Probability you play the piano song at least 8 times before getting it correctly 4 times?

Question

Question: You are working on a difficult passage from a new piece you are learning on the piano.You wish to play it correctly 4 times before calling it a day. If you have a probability of 2/3 of playing it correctly on every attempt, and the attempts are independent (unfortunately!), what is the probability that you attempt to play it at least 8 times?

So I'm taking the compliment of in order to figure out what is the probability that you attempt to play it at least times by doing 1-prob of getting it right 4 times in under 8 attempts.

I went though this case by case. The first case is in 4 attempts I play the song correctly 4 times.

The second case is getting it right in 5 attempts. I know automatically the fifth attempt I have to play the song correctly or I would have stopped early (would fall into the previous case) thus that leaves 4 combinations to play.

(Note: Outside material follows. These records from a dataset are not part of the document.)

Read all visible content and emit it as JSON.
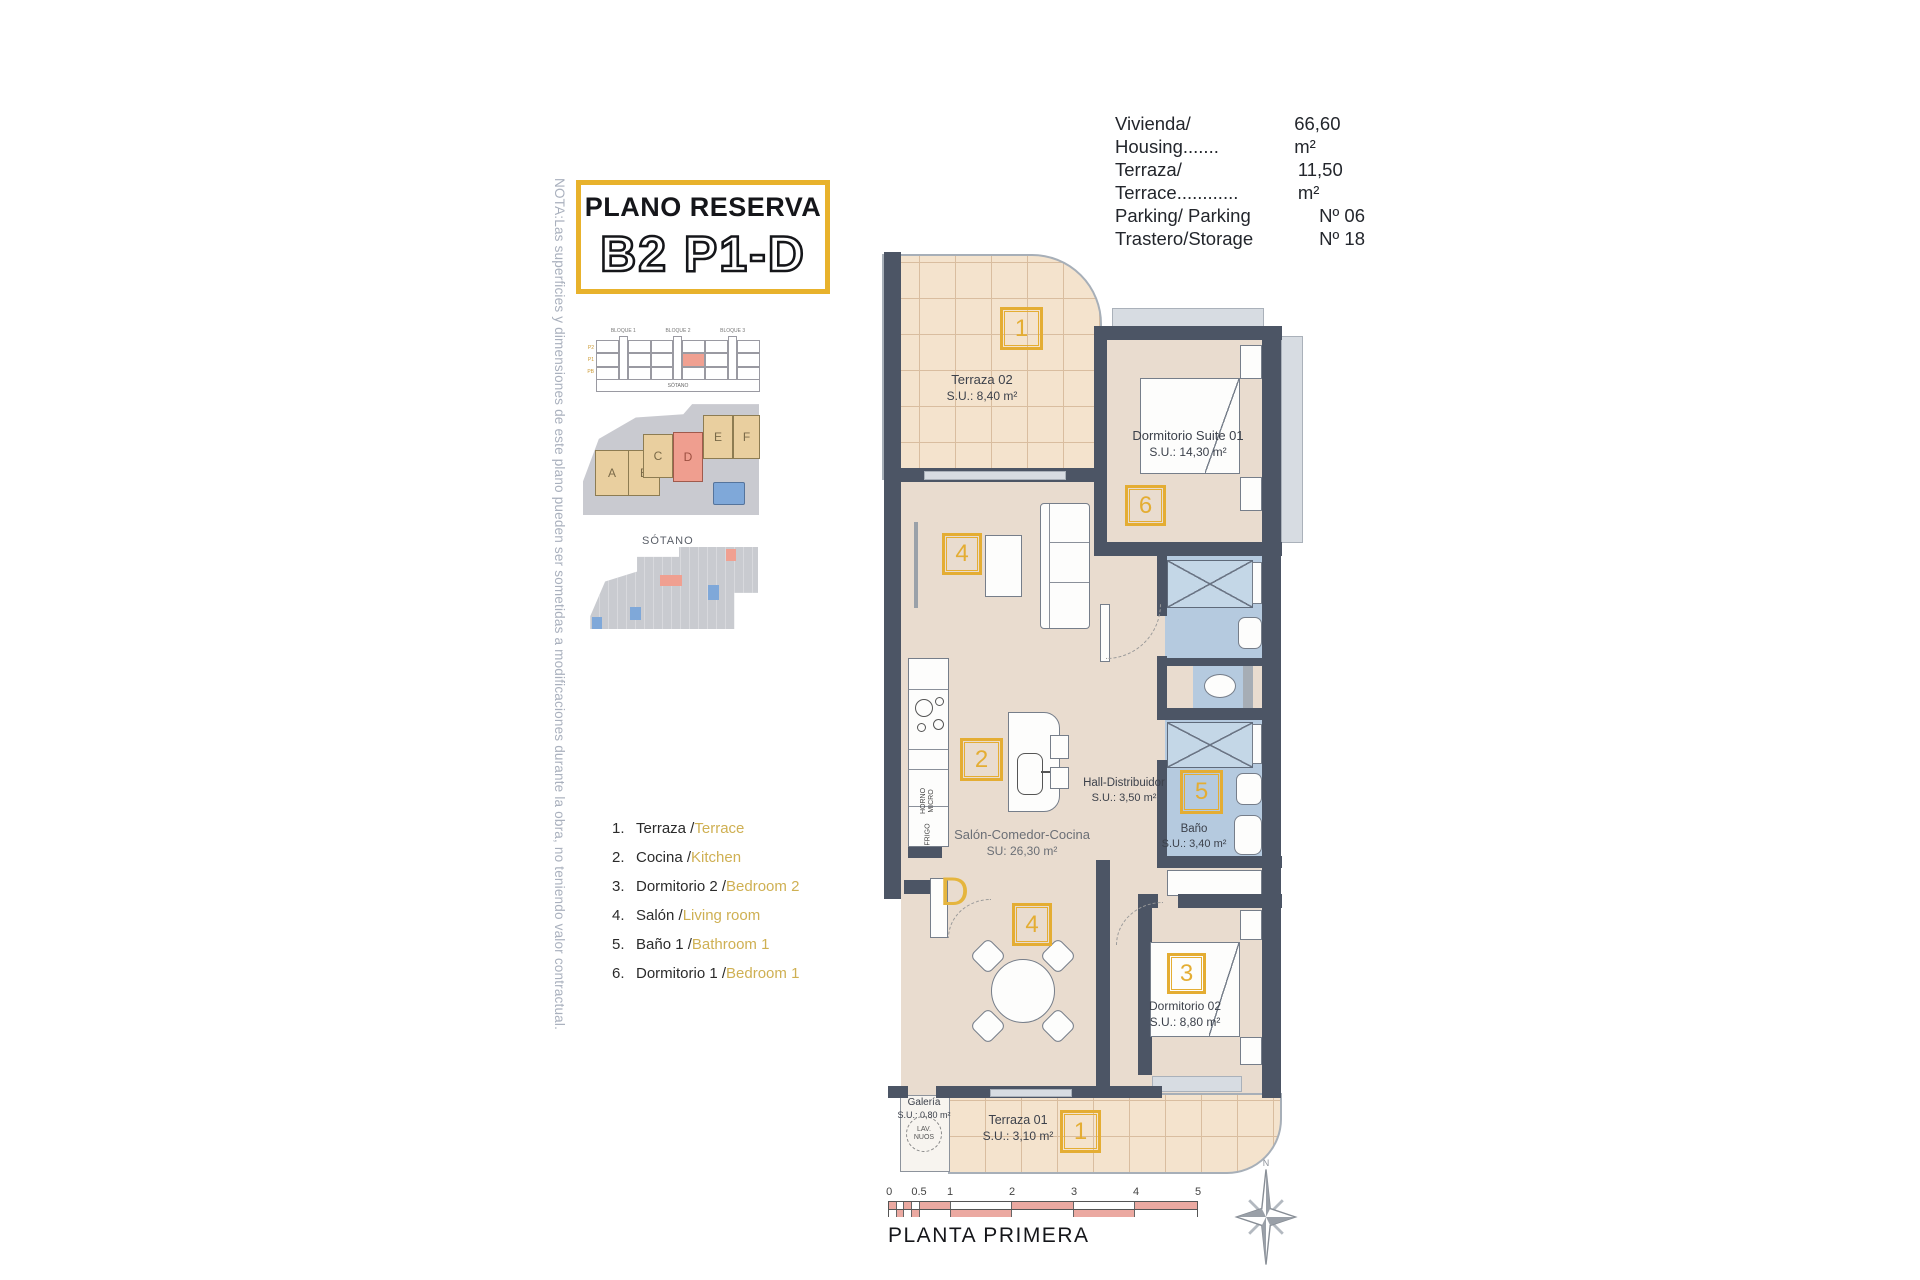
{
  "note": {
    "text": "NOTA:Las superficies y dimensiones de este plano pueden ser sometidas a modificaciones durante la obra, no teniendo valor contractual."
  },
  "title_block": {
    "subtitle": "PLANO RESERVA",
    "title": "B2 P1-D"
  },
  "info": {
    "rows": [
      {
        "label": "Vivienda/ Housing.......",
        "value": "66,60 m²"
      },
      {
        "label": "Terraza/ Terrace............",
        "value": "11,50 m²"
      },
      {
        "label": "Parking/ Parking",
        "value": "Nº 06"
      },
      {
        "label": "Trastero/Storage",
        "value": "Nº 18"
      }
    ]
  },
  "legend": {
    "items": [
      {
        "num": "1.",
        "es": "Terraza / ",
        "en": "Terrace"
      },
      {
        "num": "2.",
        "es": "Cocina / ",
        "en": "Kitchen"
      },
      {
        "num": "3.",
        "es": "Dormitorio 2 / ",
        "en": "Bedroom 2"
      },
      {
        "num": "4.",
        "es": "Salón / ",
        "en": "Living room"
      },
      {
        "num": "5.",
        "es": "Baño 1 / ",
        "en": "Bathroom 1"
      },
      {
        "num": "6.",
        "es": "Dormitorio 1 /",
        "en": "Bedroom 1"
      }
    ]
  },
  "mini_elevation": {
    "blocks": [
      "BLOQUE 1",
      "BLOQUE 2",
      "BLOQUE 3"
    ],
    "floors": [
      "P2",
      "P1",
      "PB"
    ],
    "units": [
      "viv.A",
      "viv.B",
      "viv.C",
      "viv.D",
      "viv.E",
      "viv.F"
    ],
    "basement": "SÓTANO"
  },
  "site_plan": {
    "units": [
      "A",
      "B",
      "C",
      "D",
      "E",
      "F"
    ],
    "highlighted": "D"
  },
  "basement_plan": {
    "label": "SÓTANO"
  },
  "floor_plan": {
    "rooms": [
      {
        "name": "Terraza 02",
        "area": "S.U.: 8,40 m²",
        "tag": "1"
      },
      {
        "name": "Dormitorio Suite 01",
        "area": "S.U.: 14,30 m²",
        "tag": "6"
      },
      {
        "name": "Hall-Distribuidor",
        "area": "S.U.: 3,50 m²"
      },
      {
        "name": "Salón-Comedor-Cocina",
        "area": "SU: 26,30 m²",
        "tag_living": "4",
        "tag_kitchen": "2",
        "tag_dining": "4"
      },
      {
        "name": "Baño",
        "area": "S.U.: 3,40 m²",
        "tag": "5"
      },
      {
        "name": "Dormitorio 02",
        "area": "S.U.: 8,80 m²",
        "tag": "3"
      },
      {
        "name": "Galería",
        "area": "S.U.: 0,80 m²"
      },
      {
        "name": "Terraza 01",
        "area": "S.U.: 3,10 m²",
        "tag": "1"
      }
    ],
    "door_label": "D",
    "appliances": {
      "horno": "HORNO",
      "micro": "MICRO",
      "frigo": "FRIGO",
      "lav1": "LAV.",
      "lav2": "NUOS"
    }
  },
  "footer": {
    "scale_ticks": [
      "0",
      "0.5",
      "1",
      "2",
      "3",
      "4",
      "5"
    ],
    "caption": "PLANTA PRIMERA",
    "compass_n": "N"
  },
  "colors": {
    "accent_yellow": "#E4AD33",
    "wall": "#4C5565",
    "bath_blue": "#B5CADF",
    "floor_beige": "#E9DCCF",
    "terrace_tile": "#F4E3CD",
    "highlight_red": "#EF9E8F",
    "scale_red": "#EBA9A1",
    "block_tan": "#E9CF9F"
  }
}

The third case is getting it right in 6 attempts.Again the 6th attempt I must get the song correct or I would have stopped earlier which leaves 10 combinations... and so on.

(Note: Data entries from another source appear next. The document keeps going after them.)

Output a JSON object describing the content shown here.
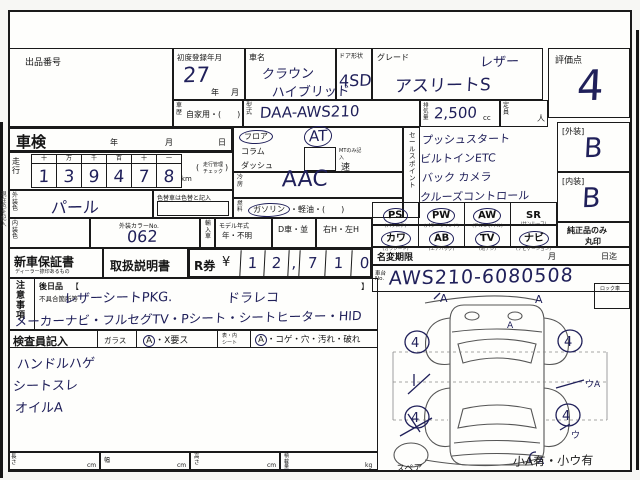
{
  "colors": {
    "ink": "#20205a",
    "line": "#1a1a1a",
    "paper": "#fefefc"
  },
  "header": {
    "auction_no_label": "出品番号",
    "first_reg": {
      "label": "初度登録年月",
      "value": "27",
      "year": "年",
      "month": "月"
    },
    "car_name": {
      "label": "車名",
      "line1": "クラウン",
      "line2": "ハイブリッド"
    },
    "doors": {
      "label": "ドア形状",
      "value": "4SD"
    },
    "grade": {
      "label": "グレード",
      "value": "アスリートS",
      "note": "レザー"
    },
    "score": {
      "label": "評価点",
      "value": "4"
    }
  },
  "spec": {
    "history": {
      "label": "車歴",
      "value": "自家用・(　　)"
    },
    "model_code": {
      "label": "型式",
      "value": "DAA-AWS210"
    },
    "displacement": {
      "label": "排気量",
      "value": "2,500",
      "unit": "cc"
    },
    "capacity": {
      "label": "定員",
      "unit": "人"
    }
  },
  "shaken": {
    "label": "車検",
    "year": "年",
    "month": "月",
    "day": "日"
  },
  "mileage": {
    "label": "走行",
    "headers": [
      "十",
      "万",
      "千",
      "百",
      "十",
      "一"
    ],
    "digits": [
      "1",
      "3",
      "9",
      "4",
      "7",
      "8"
    ],
    "unit": "km",
    "note1": "走行管理",
    "note2": "チェック"
  },
  "shift": {
    "floor": "フロア",
    "column": "コラム",
    "dash": "ダッシュ",
    "at": "AT",
    "mt_note": "MTのみ記入",
    "speed": "速"
  },
  "ac": {
    "label": "冷房",
    "value": "AAC"
  },
  "fuel": {
    "label": "燃料",
    "circled": "ガソリン",
    "rest": "・軽油・(　　)"
  },
  "sales": {
    "label": "セールスポイント",
    "lines": [
      "プッシュスタート",
      "ビルトインETC",
      "バック カメラ",
      "クルーズコントロール"
    ]
  },
  "ratings": {
    "ext_label": "[外装]",
    "ext": "B",
    "int_label": "[内装]",
    "int": "B"
  },
  "colorsec": {
    "ext_label": "外装色",
    "ext": "パール",
    "change_note": "色替車は色替と記入",
    "int_label": "内装色",
    "no_label": "外装カラーNo.",
    "no": "062",
    "import": "輸入車",
    "my_label": "モデル年式",
    "my": "年・不明",
    "dcar": "D車・並",
    "handle": "右H・左H"
  },
  "equipment": {
    "note1": "純正品のみ",
    "note2": "丸印",
    "items": [
      {
        "code": "PS",
        "sub": "(パワステ)",
        "on": true
      },
      {
        "code": "PW",
        "sub": "(パワーウインド)",
        "on": true
      },
      {
        "code": "AW",
        "sub": "(アルミホイル)",
        "on": true
      },
      {
        "code": "SR",
        "sub": "(サンルーフ)",
        "on": false
      },
      {
        "code": "カワ",
        "sub": "(カワシート)",
        "on": true
      },
      {
        "code": "AB",
        "sub": "(エアバッグ)",
        "on": true
      },
      {
        "code": "TV",
        "sub": "(地デジ)",
        "on": true
      },
      {
        "code": "ナビ",
        "sub": "(ナビゲーション)",
        "on": true
      }
    ]
  },
  "docs": {
    "warranty": "新車保証書",
    "warranty_sub": "ディーラー捺印あるもの",
    "manual": "取扱説明書",
    "rticket": "R券",
    "yen": "¥",
    "digits": [
      "1",
      "2",
      ",",
      "7",
      "1",
      "0"
    ]
  },
  "transfer": {
    "label": "名変期限",
    "month": "月",
    "until": "日迄"
  },
  "chassis": {
    "label1": "車台",
    "label2": "No.",
    "value": "AWS210-6080508"
  },
  "lock": {
    "label": "ロック車"
  },
  "notes": {
    "label": "注意事項",
    "future": "後日品",
    "b_open": "【",
    "b_close": "】",
    "defect": "不具合箇所等",
    "hw1a": "レザーシートPKG.",
    "hw1b": "ドラレコ",
    "hw2": "メーカーナビ・フルセグTV・Pシート・シートヒーター・HID"
  },
  "inspector": {
    "label": "検査員記入",
    "glass": "ガラス",
    "glass_circ": "A",
    "glass_rest": "・X要ス",
    "seat1": "表・内",
    "seat2": "シート",
    "seat_circ": "A",
    "seat_rest": "・コゲ・穴・汚れ・破れ",
    "notes": [
      "ハンドルハゲ",
      "シートスレ",
      "オイルA"
    ]
  },
  "dims": {
    "length": "長さ",
    "width": "幅",
    "height": "高さ",
    "load": "積載量",
    "cm": "cm",
    "kg": "kg"
  },
  "diagram": {
    "spare": "スペア",
    "summary": "小A有・小ウ有",
    "wheel_grades": [
      "4",
      "4",
      "4",
      "4"
    ],
    "marks": {
      "fl": "A",
      "fr": "A",
      "ws": "A",
      "side_r": "ウA",
      "rear_r": "ウ",
      "bumper": "A"
    }
  },
  "margin": {
    "left_note": "現在色を記入"
  }
}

What is wrong with this approach?

Answer 1

In a direct answer, I think you're on the right track. I'll share my method, which sounds similar to yours, but it treats the "history" as an all-at-once rather than try to combine runs of 4, 5, 6, etc. separately.

The question wants to know how likely is it that you have to go at least as many as 8 tries to succeed. In problems like this, it's useful to think of what has to happen to require an eighth try.

In your previous 7 tries, you must have succeeded precisely 3 times, no more, no less, and in no particular order. Think about how many combinations that is, and what fraction that is to the total number of outcomes in 7 tries.

That gives you a fraction of the likelihood of getting to the 8th try, and you have a 1/2 odds of getting it right on the 8th try.

Can you work it from there?

Answer 2

The approach mostly looks good, though there may be some errors in the arithmetic as you try to evaluate the various terms. So you might want to check that. (It is often helpful to write step-by-step equations where you have a complete, correct equation at each step, rather than writing a formula at some random location on the paper, going off somewhere to get a number from it, and writing the number in some other random place on the page. I suspect you may have the correct numbers, just written in an unexpected sequence.)

The one thing that looks like an obvious mistake is that you are adding up the cases where you play exactly four times, exactly five times, exactly six times, exactly seven times, or exactly eight times. The sum of those probabilities is the probability to finish in eight or fewer tries, and when subtract the sum from $1,$ you get the probability that you have to do more than eight tries, that is, nine or more.

So the first thing I would do is stop including the eighth try in your sum. Then the sum will actually represent playing the piece correctly four times in under eight attempts.